There have been a total of three people tried and convicted in military courts. Two were released and are
walking the street right now. One is in Australia, and the other is in Yemen.
So why and how can anyone argue that this is "safer" than civilian courts?
Well, on the other side of the argument, people have been
cherry-picking* their numbers. 300 terrorists have been convicted in federal courts. No, two dozen. Wait, 190 ... is this a fact, or the Windows file load estimate?
Politics. Come on, guys. The real numbers aren't mind-blowing, but they still beat the crap out of Guantanamo.
#1 - Richard Reid, the "shoe bomber"
#2 - Bryant Neal Vinas, an American convicted of supporting al-Qaida plots in Afghanistan and the United States
#3 - Mohammed Jabarah, a Canadian who was active in al-Qaida and convicted of terrorism-related offenses
#4 - Shahawar Matin Siraj, a Pakistani-American who plotted to bomb Herald Square in New York
#5 - Mohammed Junaid Babar, a Pakistani-American convicted of terrorist-related offenses in New York, and who testified in 2006 against a group of men accused of plotting bomb attacks in London.
And finally, think about it. 300? And those are the ones we caught?
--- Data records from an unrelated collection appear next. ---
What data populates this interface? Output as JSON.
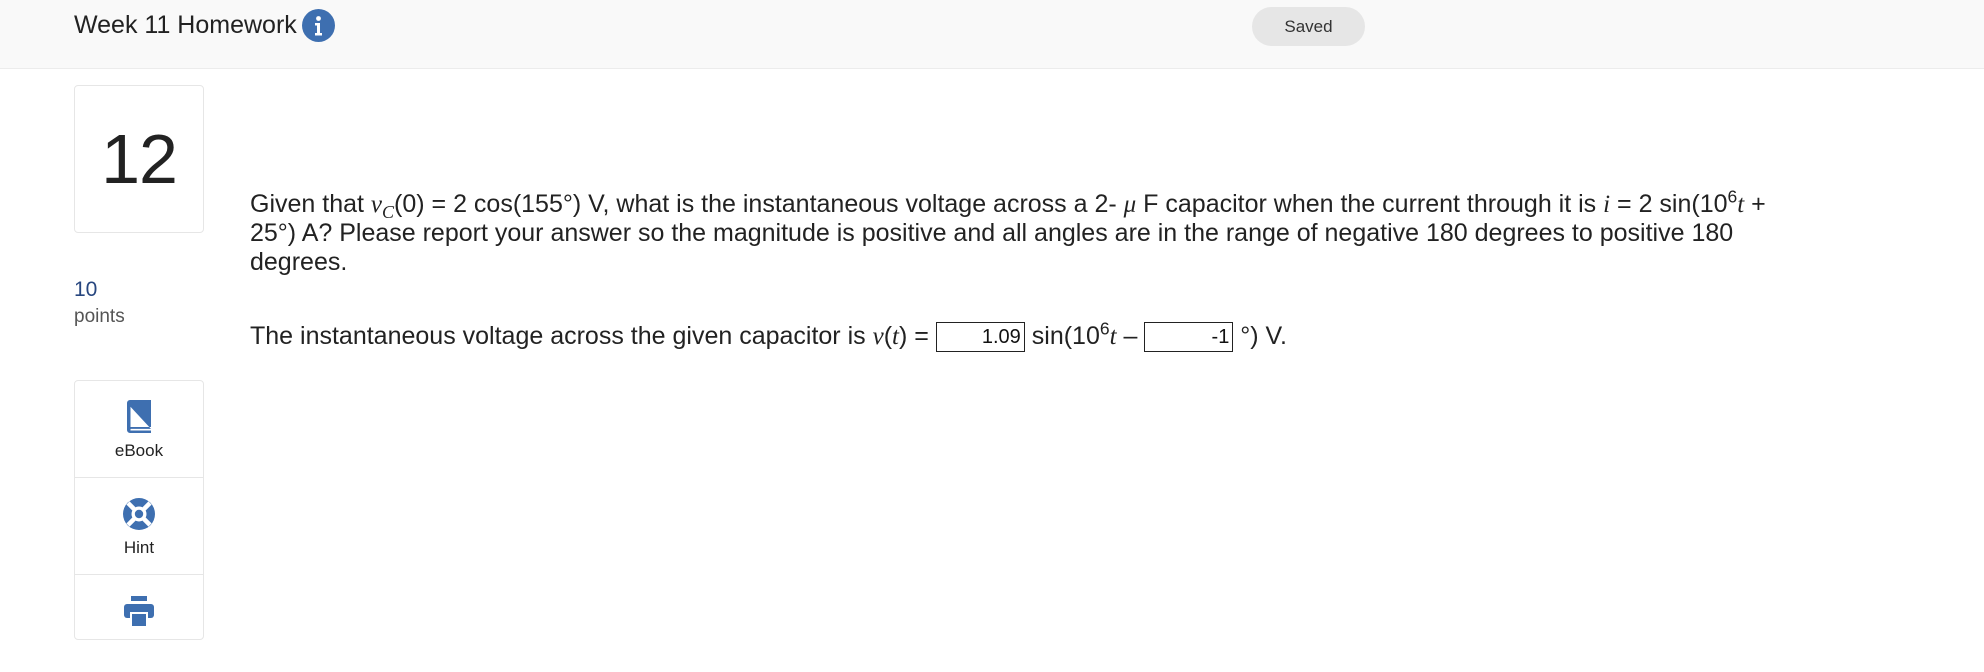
{
  "header": {
    "title": "Week 11 Homework",
    "status": "Saved",
    "info_icon": "info-icon",
    "accent_color": "#3e6fb0"
  },
  "question": {
    "number": "12",
    "points": "10",
    "points_label": "points",
    "prompt": {
      "p1": "Given that ",
      "v": "v",
      "c": "C",
      "p2": "(0) = 2 cos(155°) V, what is the instantaneous voltage across a 2- ",
      "mu": "μ",
      "p3": " F capacitor when the current through it is ",
      "i": "i",
      "p4": " = 2 sin(10",
      "exp": "6",
      "t": "t",
      "p5": " + 25°) A? Please report your answer so the magnitude is positive and all angles are in the range of negative 180 degrees to positive 180 degrees."
    },
    "answer": {
      "lead": "The instantaneous voltage across the given capacitor is ",
      "v": "v",
      "t": "t",
      "eq": ") = ",
      "value1": "1.09",
      "mid": " sin(10",
      "exp": "6",
      "t2": "t",
      "minus": " – ",
      "value2": "-1",
      "tail": " °) V."
    }
  },
  "tools": [
    {
      "label": "eBook",
      "icon": "book-icon"
    },
    {
      "label": "Hint",
      "icon": "lifebuoy-icon"
    },
    {
      "label": "",
      "icon": "print-icon"
    }
  ]
}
That's close to a solid year of terrorist-a-day. You have to radically re-think your idea of terrorism, or believe airplanes and buses are exploding like an apocalypse movie.
*Andy McCarthy is functionally disabled. He uses an example of failing to coordinate their efforts to suggest a conspiracy between the ACLU and Obama administration, and later in the same article, failing to deceive the public, as evidence of trying to deceive the public. But he correctly notes the discrepancies in the numbers.